A little background: I am not one of the loyal audience who hold the original TRON movie in a place of reverence in their heart. I don’t even know if  I’ve seen the whole movie, to be honest. My parents took me to very few movies, so most of my childhood exposure to motion pictures was on tv, and I tend to flip channels aggressively as soon as my attention wanders or a commercial comes on. Nevertheless, I do appreciate the aesthetic of the movies. The soundtrack of Legacy is fantastic, crafted by the robotic duo in Daft Punk. It’s a shame that the script gets in the way of the visual and musical presentation.

Oh, the ruinous dialogue. Scraps of sentences swept up from the big pile of terrible action movie clichés, mashed together with awkward exposition and terrible hippie nonsense, to form a continuous string of cringe-inducing mouth noise. If only they had removed the dialogue and double the soundtrack.

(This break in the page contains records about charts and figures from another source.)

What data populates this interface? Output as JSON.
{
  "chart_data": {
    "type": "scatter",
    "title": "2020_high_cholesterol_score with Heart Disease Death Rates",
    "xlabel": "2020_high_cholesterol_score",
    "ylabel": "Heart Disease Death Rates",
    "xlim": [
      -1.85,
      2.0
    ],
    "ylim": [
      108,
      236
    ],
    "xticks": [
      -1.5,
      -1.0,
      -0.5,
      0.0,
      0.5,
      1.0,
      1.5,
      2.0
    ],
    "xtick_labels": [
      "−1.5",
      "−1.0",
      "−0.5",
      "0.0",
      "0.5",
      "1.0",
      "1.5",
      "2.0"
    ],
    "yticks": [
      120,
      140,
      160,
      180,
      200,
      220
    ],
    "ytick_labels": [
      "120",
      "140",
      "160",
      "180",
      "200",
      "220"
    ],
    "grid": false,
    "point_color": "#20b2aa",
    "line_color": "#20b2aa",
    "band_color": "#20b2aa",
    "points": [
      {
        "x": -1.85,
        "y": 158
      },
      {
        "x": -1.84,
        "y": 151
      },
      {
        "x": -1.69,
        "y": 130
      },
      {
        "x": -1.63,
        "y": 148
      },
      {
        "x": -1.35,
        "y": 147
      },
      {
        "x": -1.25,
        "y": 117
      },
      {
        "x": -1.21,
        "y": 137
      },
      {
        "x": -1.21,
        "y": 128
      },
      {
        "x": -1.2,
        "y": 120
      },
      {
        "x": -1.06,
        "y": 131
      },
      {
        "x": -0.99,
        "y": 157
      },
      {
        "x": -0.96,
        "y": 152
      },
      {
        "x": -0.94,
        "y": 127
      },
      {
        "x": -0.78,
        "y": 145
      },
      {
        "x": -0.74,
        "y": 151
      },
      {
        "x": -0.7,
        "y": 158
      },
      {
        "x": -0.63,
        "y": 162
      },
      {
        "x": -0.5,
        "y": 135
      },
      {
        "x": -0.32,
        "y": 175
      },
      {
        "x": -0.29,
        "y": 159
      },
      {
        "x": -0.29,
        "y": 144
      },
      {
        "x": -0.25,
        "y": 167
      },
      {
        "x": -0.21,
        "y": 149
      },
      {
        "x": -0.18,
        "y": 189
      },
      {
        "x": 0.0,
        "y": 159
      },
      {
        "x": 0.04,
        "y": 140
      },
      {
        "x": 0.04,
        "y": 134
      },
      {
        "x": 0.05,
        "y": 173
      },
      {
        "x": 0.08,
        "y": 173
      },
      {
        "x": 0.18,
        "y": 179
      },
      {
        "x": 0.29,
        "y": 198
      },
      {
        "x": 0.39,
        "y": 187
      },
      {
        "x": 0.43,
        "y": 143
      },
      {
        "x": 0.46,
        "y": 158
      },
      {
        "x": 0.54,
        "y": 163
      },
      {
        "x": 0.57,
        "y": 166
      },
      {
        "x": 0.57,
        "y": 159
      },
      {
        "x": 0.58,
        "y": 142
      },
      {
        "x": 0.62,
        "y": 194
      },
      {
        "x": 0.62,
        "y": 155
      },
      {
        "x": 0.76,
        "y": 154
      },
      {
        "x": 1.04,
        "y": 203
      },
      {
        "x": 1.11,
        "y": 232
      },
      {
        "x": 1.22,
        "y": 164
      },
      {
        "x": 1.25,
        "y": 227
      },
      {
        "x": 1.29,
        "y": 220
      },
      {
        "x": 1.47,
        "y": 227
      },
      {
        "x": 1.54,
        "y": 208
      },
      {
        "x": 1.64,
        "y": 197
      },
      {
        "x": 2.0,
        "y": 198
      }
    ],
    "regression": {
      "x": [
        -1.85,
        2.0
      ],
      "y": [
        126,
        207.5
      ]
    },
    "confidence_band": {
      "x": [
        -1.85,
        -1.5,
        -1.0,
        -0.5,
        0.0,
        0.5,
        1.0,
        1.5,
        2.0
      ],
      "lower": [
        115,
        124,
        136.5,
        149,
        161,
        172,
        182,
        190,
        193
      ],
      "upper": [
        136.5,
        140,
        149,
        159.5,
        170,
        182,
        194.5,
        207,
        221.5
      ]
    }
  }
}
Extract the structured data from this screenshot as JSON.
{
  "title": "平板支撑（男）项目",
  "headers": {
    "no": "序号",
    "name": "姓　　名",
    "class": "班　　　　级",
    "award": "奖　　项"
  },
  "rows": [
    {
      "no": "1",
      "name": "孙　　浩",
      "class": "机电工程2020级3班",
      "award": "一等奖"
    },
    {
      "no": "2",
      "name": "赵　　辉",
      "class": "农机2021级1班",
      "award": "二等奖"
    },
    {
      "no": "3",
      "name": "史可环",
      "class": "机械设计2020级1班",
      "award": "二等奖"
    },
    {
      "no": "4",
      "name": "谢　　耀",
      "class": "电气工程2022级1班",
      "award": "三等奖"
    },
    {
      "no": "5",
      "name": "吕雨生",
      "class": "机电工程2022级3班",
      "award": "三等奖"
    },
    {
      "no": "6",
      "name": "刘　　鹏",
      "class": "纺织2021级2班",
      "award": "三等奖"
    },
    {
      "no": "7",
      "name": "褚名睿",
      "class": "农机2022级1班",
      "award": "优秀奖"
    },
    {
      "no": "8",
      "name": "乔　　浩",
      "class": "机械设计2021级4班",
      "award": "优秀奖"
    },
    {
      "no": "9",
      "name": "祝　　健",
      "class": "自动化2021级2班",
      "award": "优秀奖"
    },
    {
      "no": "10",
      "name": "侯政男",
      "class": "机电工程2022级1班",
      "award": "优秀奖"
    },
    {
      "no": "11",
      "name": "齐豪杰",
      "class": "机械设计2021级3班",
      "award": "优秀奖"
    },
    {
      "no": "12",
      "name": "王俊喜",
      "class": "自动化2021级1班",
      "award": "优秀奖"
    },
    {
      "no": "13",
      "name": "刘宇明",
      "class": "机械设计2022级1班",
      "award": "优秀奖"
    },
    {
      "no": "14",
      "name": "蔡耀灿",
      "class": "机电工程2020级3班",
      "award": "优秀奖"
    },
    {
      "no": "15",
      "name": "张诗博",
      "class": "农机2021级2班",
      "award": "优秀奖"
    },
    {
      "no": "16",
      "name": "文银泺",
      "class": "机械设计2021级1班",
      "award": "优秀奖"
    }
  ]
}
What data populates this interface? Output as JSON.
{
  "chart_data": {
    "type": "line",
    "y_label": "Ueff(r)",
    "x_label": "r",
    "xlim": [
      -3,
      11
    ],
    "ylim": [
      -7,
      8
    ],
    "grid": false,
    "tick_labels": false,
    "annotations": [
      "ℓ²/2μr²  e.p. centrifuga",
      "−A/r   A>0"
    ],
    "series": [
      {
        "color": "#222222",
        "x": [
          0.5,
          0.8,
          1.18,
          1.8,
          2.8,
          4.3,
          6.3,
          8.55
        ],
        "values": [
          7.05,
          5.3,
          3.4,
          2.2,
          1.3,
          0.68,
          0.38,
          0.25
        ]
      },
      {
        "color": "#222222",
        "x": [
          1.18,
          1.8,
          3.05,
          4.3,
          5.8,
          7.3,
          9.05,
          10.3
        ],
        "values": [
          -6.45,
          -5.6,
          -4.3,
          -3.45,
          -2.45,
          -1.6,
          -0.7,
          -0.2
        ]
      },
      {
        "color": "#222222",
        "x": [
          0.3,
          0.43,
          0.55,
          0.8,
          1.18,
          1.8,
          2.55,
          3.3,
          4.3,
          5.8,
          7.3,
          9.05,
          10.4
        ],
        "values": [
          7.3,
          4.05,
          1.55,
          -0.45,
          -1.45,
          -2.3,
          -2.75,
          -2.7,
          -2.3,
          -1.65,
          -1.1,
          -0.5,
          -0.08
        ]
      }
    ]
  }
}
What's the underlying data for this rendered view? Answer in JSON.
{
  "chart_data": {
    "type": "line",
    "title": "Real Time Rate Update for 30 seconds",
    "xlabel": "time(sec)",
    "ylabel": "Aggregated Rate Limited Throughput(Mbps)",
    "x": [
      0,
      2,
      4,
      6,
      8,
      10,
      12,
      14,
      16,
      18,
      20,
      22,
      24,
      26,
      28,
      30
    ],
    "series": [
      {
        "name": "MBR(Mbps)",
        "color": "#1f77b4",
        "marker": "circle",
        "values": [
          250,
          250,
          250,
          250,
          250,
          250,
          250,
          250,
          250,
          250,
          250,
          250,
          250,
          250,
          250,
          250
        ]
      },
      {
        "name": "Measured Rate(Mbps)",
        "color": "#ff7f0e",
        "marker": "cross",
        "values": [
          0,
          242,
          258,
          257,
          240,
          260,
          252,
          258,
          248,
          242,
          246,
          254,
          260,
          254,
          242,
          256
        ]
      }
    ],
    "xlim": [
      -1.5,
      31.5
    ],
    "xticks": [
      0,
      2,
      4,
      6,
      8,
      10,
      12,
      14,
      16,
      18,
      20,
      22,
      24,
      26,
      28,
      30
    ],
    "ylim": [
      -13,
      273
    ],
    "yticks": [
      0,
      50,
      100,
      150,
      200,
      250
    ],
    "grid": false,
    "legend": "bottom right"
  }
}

The plot is also a mess, cribbing elements from other popular movies but adding nothing new to the interpretation. There is a huge setup for a plot twist involving the self-interested program named Zeus, but that potential is thrown out the window in a big,pointless explosion.

The actors do  the best they can with the awfulness forced upon them, but Jeff Bridges can only do so  much. And the rubbery computer version of young Jeff is stuck firmly in the uncanny valley and is uncomfortable to watch, though this is considerably amplified by the wretched speeches compu-Jeff has to deliver.

As a dad, I have a personal beef with this movie. The main characters father is trapped in a computerland for 12 years. He has not seen him since he was 12. His father has realized during his exile that his son was the best part of his life (“Perfection was right in front of me the whole time”). And yet, at their reunion neither one of them says ‘I love you’. Not once. Not even at the big climax of the movie where the fate of the electro-world is being decided. THEY GO THE WHOLE MOVIE WITHOUT TELLING EACH OTHER ‘I LOVE YOU’. I can tell you that the first thing that comes out of my mouth after I’ve been away from Max for as little as an hour is ‘I love you’. But these two jerks can’t be bothered.

Oh sure, you get the cliché Hollywood man-tear in the corner of their eyes, but that does not cut it. Especially from a father character who is spouting terrible hippie talk throughout the movie. Hippies tell their waiters they love them when the food arrives hot.